Depuis le 1er juillet dernier, c'est au tour du Portugal de prendre la présidence de l'Union Européenne. Sa principale tâche fera de faire aboutir la conférence inter-gouvernementale sur le nouveau traité institutionnel de l'Union Européenne, dont les contours ont été fixés lors du sommet de Bruxelles en juin dernier. Alors que la situation politique intérieure de la Pologne est très agitée, arriver à un accord ne sera sans doute pas évident, vu que ce fût le pays qui avait posé le plus de problèmes au sommet de Bruxelles. Confronté à une surenchère nationaliste lors d'élections anticipées par une crise gouvernementale, les frères Kaczynski ne risquent pas de faciliter les choses, s'ils sont encore au pouvoir au moment où cette conférence se déroulera. Ce sera au Premier ministre portugais, José Socrates, d'avoir les talents de négociateur nécessaires pour que le traité soit correctement achevé. Ce socialiste est arrivé au pouvoir il y a deux ans de cela, dans un pays qui ne va pas bien économiquement. Alors que le reste de l'Europe dispose d'une économie robuste (la France mise à part évidemment, ainsi que l'Italie), le Portugal connaît des taux de croissance faible, inférieurs à 2 %. De plus, l'état de ses finances publiques le met en difficulté vis-à-vis du Traité de Maastricht, qu'il doit respecter en tant que pays utilisant l'euro comme monnaie nationale.

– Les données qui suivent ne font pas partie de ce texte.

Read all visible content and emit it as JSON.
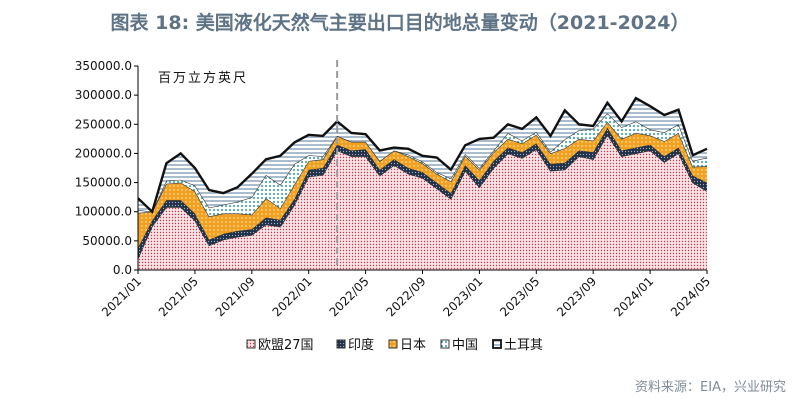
{
  "title": "图表 18: 美国液化天然气主要出口目的地总量变动（2021-2024）",
  "source": "资料来源：EIA，兴业研究",
  "chart_data": {
    "type": "area",
    "title": "图表 18: 美国液化天然气主要出口目的地总量变动（2021-2024）",
    "unit_label": "百万立方英尺",
    "ylim": [
      0,
      350000
    ],
    "y_ticks": [
      "0.0",
      "50000.0",
      "100000.0",
      "150000.0",
      "200000.0",
      "250000.0",
      "300000.0",
      "350000.0"
    ],
    "x_tick_labels": [
      "2021/01",
      "2021/05",
      "2021/09",
      "2022/01",
      "2022/05",
      "2022/09",
      "2023/01",
      "2023/05",
      "2023/09",
      "2024/01",
      "2024/05"
    ],
    "x": [
      "2021/01",
      "2021/02",
      "2021/03",
      "2021/04",
      "2021/05",
      "2021/06",
      "2021/07",
      "2021/08",
      "2021/09",
      "2021/10",
      "2021/11",
      "2021/12",
      "2022/01",
      "2022/02",
      "2022/03",
      "2022/04",
      "2022/05",
      "2022/06",
      "2022/07",
      "2022/08",
      "2022/09",
      "2022/10",
      "2022/11",
      "2022/12",
      "2023/01",
      "2023/02",
      "2023/03",
      "2023/04",
      "2023/05",
      "2023/06",
      "2023/07",
      "2023/08",
      "2023/09",
      "2023/10",
      "2023/11",
      "2023/12",
      "2024/01",
      "2024/02",
      "2024/03",
      "2024/04",
      "2024/05"
    ],
    "reference_line_x": "2022/03",
    "legend_position": "bottom",
    "series": [
      {
        "name": "欧盟27国",
        "color": "#f4c4c9",
        "pattern": "dots-red",
        "values": [
          20000,
          75000,
          108000,
          108000,
          85000,
          42000,
          52000,
          57000,
          60000,
          78000,
          74000,
          112000,
          160000,
          163000,
          205000,
          195000,
          195000,
          162000,
          180000,
          165000,
          158000,
          140000,
          122000,
          170000,
          142000,
          175000,
          200000,
          192000,
          207000,
          170000,
          172000,
          195000,
          190000,
          232000,
          195000,
          200000,
          205000,
          185000,
          200000,
          150000,
          135000
        ]
      },
      {
        "name": "印度",
        "color": "#2b3a4f",
        "pattern": "dots-navy",
        "values": [
          18000,
          10000,
          12000,
          12000,
          12000,
          10000,
          10000,
          10000,
          10000,
          12000,
          12000,
          10000,
          12000,
          12000,
          10000,
          10000,
          12000,
          10000,
          10000,
          10000,
          10000,
          10000,
          10000,
          10000,
          12000,
          12000,
          10000,
          10000,
          10000,
          12000,
          12000,
          10000,
          12000,
          12000,
          10000,
          10000,
          10000,
          10000,
          10000,
          12000,
          15000
        ]
      },
      {
        "name": "日本",
        "color": "#f2a020",
        "pattern": "dots-orange",
        "values": [
          60000,
          15000,
          28000,
          30000,
          38000,
          40000,
          35000,
          30000,
          25000,
          33000,
          20000,
          25000,
          15000,
          15000,
          15000,
          15000,
          13000,
          15000,
          15000,
          20000,
          15000,
          15000,
          20000,
          16000,
          18000,
          15000,
          15000,
          15000,
          15000,
          18000,
          25000,
          20000,
          20000,
          10000,
          20000,
          25000,
          16000,
          26000,
          25000,
          15000,
          28000
        ]
      },
      {
        "name": "中国",
        "color": "#2a9d9a",
        "pattern": "dots-teal",
        "values": [
          5000,
          0,
          5000,
          5000,
          10000,
          15000,
          15000,
          20000,
          30000,
          40000,
          40000,
          35000,
          10000,
          5000,
          0,
          0,
          0,
          0,
          0,
          3000,
          3000,
          3000,
          5000,
          3000,
          3000,
          3000,
          10000,
          5000,
          5000,
          3000,
          15000,
          15000,
          20000,
          15000,
          20000,
          20000,
          10000,
          15000,
          15000,
          10000,
          15000
        ]
      },
      {
        "name": "土耳其",
        "color": "#a8bccd",
        "pattern": "stripes-blue",
        "values": [
          20000,
          0,
          30000,
          45000,
          30000,
          30000,
          20000,
          25000,
          40000,
          27000,
          50000,
          37000,
          35000,
          35000,
          25000,
          15000,
          13000,
          18000,
          5000,
          10000,
          10000,
          25000,
          15000,
          15000,
          50000,
          22000,
          15000,
          20000,
          25000,
          27000,
          50000,
          10000,
          5000,
          18000,
          10000,
          40000,
          40000,
          30000,
          25000,
          10000,
          15000
        ]
      }
    ]
  },
  "legend": [
    {
      "label": "欧盟27国"
    },
    {
      "label": "印度"
    },
    {
      "label": "日本"
    },
    {
      "label": "中国"
    },
    {
      "label": "土耳其"
    }
  ]
}
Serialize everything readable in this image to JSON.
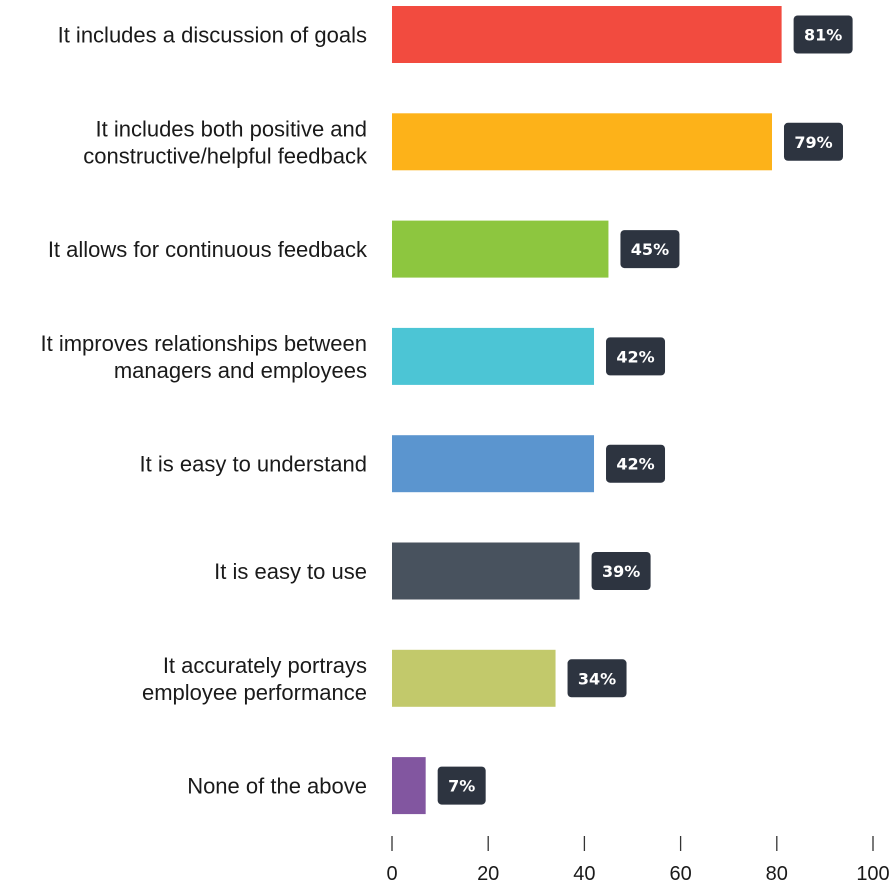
{
  "chart_data": {
    "type": "bar",
    "orientation": "horizontal",
    "categories": [
      "It includes a discussion of goals",
      "It includes both positive and constructive/helpful feedback",
      "It allows for continuous feedback",
      "It improves relationships between managers and employees",
      "It is easy to understand",
      "It is easy to use",
      "It accurately portrays employee performance",
      "None of the above"
    ],
    "category_lines": [
      [
        "It includes a discussion of goals"
      ],
      [
        "It includes both positive and",
        "constructive/helpful feedback"
      ],
      [
        "It allows for continuous feedback"
      ],
      [
        "It improves relationships between",
        "managers and employees"
      ],
      [
        "It is easy to understand"
      ],
      [
        "It is easy to use"
      ],
      [
        "It accurately portrays",
        "employee performance"
      ],
      [
        "None of the above"
      ]
    ],
    "values": [
      81,
      79,
      45,
      42,
      42,
      39,
      34,
      7
    ],
    "value_labels": [
      "81%",
      "79%",
      "45%",
      "42%",
      "42%",
      "39%",
      "34%",
      "7%"
    ],
    "colors": [
      "#f24b3f",
      "#fdb219",
      "#8dc63f",
      "#4cc5d5",
      "#5b95cf",
      "#48525e",
      "#c2c96b",
      "#8256a0"
    ],
    "label_badge_color": "#2d3440",
    "xlim": [
      0,
      100
    ],
    "xticks": [
      0,
      20,
      40,
      60,
      80,
      100
    ],
    "title": "",
    "xlabel": "",
    "ylabel": "",
    "grid": false,
    "legend": "none"
  }
}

Face à l'obésité de l'administration publique, José Socrates a eu le courage de prendre les problèmes à bras le corps. Par d'importantes réformes administratives, il diminue le poids de la bureaucratie dans le Portugal, favorise une nouvelle stratégie économique basée sur l'innovation, lutte contre la fraude fiscale et combat le surnombre d'employés du public. Pour améliorer la gestion des administrations publiques, le gouvernement portugais vient ainsi de décider la contractualisation de 80 % des employés des services publics. Seuls les corps régaliens de l'Etat (police, armée, justice, diplomatie) auront désormais vocation à employer des fonctionnaires, le reste pouvant très bien travailler avec du personnel dont les contrats de travail seraient similaires aux employés du privé, alors que les administrations resteront publiques. Ce changement promet une meilleure efficacité de la gestion des ressources humaines dans les services publics portugais, et probablement une meilleure équité entre travailleurs du privé et du public. Cette meilleure efficacité sera bien sûr amenée à se traduire dans une amélioration des comptes de la nation, dont tous profiteront, par exemple par de moindres ponctions fiscales, ou une meilleure qualité de services publics.

Cette réforme, pourtant ambitieuse, ne semble pas mettre le Portugal à feu et à sang. Et c'est bien un gouvernement socialiste qui la met en oeuvre. En France, une telle contractualisation massive de fonctionnaires est un tabou absolu. La peur des syndicats du secteur public, attachés au maintien de leurs privilèges, reste d'autant plus présente qu'ils gardent une capacité de nuisance impressionnante sur le reste de la population. Il n'y a pourtant pas vraiment d'argument qui s'oppose à la contractualisation, si tout du moins l'on s'attache principalement à la défense de l'intérêt général. Alors que le Portugale connaît des difficultés économiques, il a le courage de faire des réformes importantes du secteur public pour améliorer la situation. La France connaît une faiblesse économique semblable. Aux mêmes causes, mêmes conséquences. Mais elle aurait bien besoin de courage elle aussi.